Quel sovraccarico di immagini prodotte, pensate, desiderate. L’idolo – chi viene prima e chi viene dopo? Non datur. La privazione, l’accumulo, diventa ossessione. L’ossessione diventa feconda. La fecondità morte – ed ancora la ruota gira.
“Ed infatti da sempre la vedo trattenuto, contrito – se non in rari momenti…”
“La bestia mi ha abbandonato tempo fa. Sono diventato piuttosto uno che osserva.” Taglia corto Tiresia ma alla Vestale non basta. E riprende.
“L’altra notte, ad esempio, alla riunione. Tra una strusciata e un’altra cosa, la guardavo. Ogni tanto mi pareva di vedere nei suoi occhi la fiamma di uno che sta per scoppiare. Non saprei dirle in che senso…poi quando è venuto sotto il tavolo, c’erano lacrime insieme alle gocce di sborra – o mi sbaglio?”
Qualcosa si ferma: è l’aria, il vento o l’approssimarsi del punto. Qualcosa là fuori si concentra.
“È in quell’istante che il suo contegno mi ha terrorizzato. Mi sono chiesta dove potesse andare a finire tutto quel fuoco, dove andasse a sfogare…l’ho vista uscire asciugandosi le guance e le mani, composto – e non so perché ma ho tremato. Poi…” se ne va sull’erba a riempirsi il bicchiere di ghiaccio, le spalle e il culo un poco aggrinzito di fronte a Tiresia “poi mi sono detta che lei quell’uomo, Bruto o cone si chiama, il ragazzo…lei lo ama.”
Il ghiaccio nel bicchiere schiocca e l’aria è ancora più immobile. Silenzio. Tiresia, all’ombra dei rami, non dice parola.
“Allora mi sono detta che forse lei soffre quando io mi prendo il ragazzo. Che lei lo vorrebbe solo per sé…”
Tiresia ride. Ride forte, senza pausa. Respira guardando in alto perché non c’è peggio che il singhiozzo. La donna resta di spalle, immobile, offesa. Tiresia le viene dietro scamiciato. La raggiunge; il palmo di una mano sui capelli corti leggermente mesciati, giù per la schiena arcuata ed i glutei in caduta lenta.
“Signora, lei è una bestia tenera. Non lo dimenticherò.” E poco a poco con la mano prende da dietro i labbroni e li scoperchia. Poi più dentro, tra i buchi, con la leggiadrì leggendaria di Giordano Bruno. Come una ricompensa o una gratitudine. La donna freme come piangesse, senza voltarsi, il bicchiere in mano. “Quel ragazzo, l’Uomo Nuovo, io…” Tiresia le parla in un orecchio mentre titilla la spada o clitoride “…non amo il suo corpo quanto il suo destino.” E la Vestale spruzza a fontana sotto le mani del veggente, si accascia al suolo. Non capisce nemmeno le parole: sente i suoni, si stende sull’erba inzuppata.

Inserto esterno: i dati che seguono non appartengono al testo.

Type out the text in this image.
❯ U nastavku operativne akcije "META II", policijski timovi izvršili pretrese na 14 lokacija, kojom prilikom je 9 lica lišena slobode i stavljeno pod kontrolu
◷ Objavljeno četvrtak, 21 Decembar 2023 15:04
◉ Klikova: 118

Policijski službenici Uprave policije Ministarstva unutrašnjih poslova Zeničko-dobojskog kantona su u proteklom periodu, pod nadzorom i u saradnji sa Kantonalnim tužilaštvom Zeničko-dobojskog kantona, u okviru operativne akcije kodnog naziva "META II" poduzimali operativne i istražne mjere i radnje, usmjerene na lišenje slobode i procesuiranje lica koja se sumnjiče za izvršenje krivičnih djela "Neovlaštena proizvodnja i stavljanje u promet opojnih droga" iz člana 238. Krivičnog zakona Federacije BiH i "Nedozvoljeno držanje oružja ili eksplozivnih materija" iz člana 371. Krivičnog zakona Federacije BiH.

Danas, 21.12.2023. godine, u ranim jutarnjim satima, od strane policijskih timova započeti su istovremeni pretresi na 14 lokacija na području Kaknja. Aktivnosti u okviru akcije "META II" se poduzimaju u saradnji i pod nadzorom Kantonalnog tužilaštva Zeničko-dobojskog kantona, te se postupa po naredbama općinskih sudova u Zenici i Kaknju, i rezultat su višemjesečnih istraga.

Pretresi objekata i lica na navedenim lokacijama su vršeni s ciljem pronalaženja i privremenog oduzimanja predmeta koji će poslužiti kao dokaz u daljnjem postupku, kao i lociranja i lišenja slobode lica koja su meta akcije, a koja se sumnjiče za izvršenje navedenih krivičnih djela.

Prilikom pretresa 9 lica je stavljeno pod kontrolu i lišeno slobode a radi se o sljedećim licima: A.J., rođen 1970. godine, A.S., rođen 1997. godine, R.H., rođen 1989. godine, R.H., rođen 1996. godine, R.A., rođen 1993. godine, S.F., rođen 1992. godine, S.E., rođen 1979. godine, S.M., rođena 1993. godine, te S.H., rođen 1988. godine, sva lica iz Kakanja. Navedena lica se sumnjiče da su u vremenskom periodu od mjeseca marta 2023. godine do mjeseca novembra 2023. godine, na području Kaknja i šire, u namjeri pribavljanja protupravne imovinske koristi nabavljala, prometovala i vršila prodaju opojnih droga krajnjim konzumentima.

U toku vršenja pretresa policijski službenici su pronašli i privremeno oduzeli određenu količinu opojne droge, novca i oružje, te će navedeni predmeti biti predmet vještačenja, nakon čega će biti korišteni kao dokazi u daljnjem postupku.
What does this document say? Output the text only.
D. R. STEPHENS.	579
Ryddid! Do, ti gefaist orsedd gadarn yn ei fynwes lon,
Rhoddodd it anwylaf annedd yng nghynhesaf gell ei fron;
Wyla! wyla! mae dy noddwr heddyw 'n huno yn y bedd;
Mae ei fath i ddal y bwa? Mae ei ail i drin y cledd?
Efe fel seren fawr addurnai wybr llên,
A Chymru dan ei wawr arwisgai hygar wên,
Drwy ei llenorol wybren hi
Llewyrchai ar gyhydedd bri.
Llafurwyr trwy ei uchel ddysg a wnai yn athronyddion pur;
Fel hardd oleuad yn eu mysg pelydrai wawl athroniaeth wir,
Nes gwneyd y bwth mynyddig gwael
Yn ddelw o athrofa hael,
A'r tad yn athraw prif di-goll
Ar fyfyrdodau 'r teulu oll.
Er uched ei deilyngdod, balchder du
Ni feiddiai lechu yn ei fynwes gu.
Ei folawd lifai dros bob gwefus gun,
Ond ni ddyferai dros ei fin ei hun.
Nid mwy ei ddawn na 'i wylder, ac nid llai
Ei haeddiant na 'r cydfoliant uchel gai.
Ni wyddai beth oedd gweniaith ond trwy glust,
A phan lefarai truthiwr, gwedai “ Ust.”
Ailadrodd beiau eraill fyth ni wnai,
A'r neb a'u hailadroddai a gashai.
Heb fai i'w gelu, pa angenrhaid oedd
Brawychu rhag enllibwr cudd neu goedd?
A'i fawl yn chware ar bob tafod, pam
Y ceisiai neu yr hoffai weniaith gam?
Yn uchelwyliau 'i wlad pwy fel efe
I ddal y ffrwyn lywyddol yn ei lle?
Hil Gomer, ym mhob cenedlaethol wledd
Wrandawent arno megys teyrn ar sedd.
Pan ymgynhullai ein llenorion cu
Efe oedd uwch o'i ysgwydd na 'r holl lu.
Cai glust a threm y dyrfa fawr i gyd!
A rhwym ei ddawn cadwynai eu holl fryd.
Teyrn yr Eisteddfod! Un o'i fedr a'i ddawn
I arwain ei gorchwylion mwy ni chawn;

C’è quello che vuole, desidera – chiunque, ogni cosa desidera: a dismisura, alla propria taglia, o di meno (uno scricciolo o sputo). E c’è pure quello che fissando l’idolo desiderato in faccia vede la rovina cadergli addosso, la propria e dei suoi. E non si scosta – si aggiusta più al centro per prenderla in petto.

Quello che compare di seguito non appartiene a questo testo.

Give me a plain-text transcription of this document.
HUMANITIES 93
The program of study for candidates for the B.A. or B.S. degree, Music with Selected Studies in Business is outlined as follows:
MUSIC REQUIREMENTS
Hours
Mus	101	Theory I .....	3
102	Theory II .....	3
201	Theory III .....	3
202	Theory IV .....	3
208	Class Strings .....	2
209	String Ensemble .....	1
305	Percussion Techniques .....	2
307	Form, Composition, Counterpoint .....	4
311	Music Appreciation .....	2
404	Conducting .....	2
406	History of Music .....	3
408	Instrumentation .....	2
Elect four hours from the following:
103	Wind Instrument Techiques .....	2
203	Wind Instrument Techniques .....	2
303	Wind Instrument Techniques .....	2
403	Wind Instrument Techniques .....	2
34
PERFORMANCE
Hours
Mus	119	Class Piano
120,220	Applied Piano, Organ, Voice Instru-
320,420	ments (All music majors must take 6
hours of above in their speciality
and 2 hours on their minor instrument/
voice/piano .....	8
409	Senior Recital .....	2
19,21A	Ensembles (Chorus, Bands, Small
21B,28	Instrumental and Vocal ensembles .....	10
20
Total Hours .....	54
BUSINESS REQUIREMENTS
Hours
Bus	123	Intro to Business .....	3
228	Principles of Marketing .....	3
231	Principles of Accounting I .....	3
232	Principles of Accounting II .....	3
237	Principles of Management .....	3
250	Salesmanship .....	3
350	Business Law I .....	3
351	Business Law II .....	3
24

Fuori di sé: è quel coito ossessivo, quell’ironia smisurata di fare dell’ossessione – del desiderio – l’unico motivo. La caduta, la vedo – proprio per quello! E la morte – che sarà mai! Un’interruzione, un passaggio, l’entretemps dello spettacolo. Ma lo spettacolo – il desiderio, l’idolo – è il punto. Tiresia si diventa: a voler essere quello che vede e lo dice, e non solo. A voler essere quello che causa – il centro stesso, il fuoco del desiderio – e raccoglie: le scorie, la vergogna, la fine.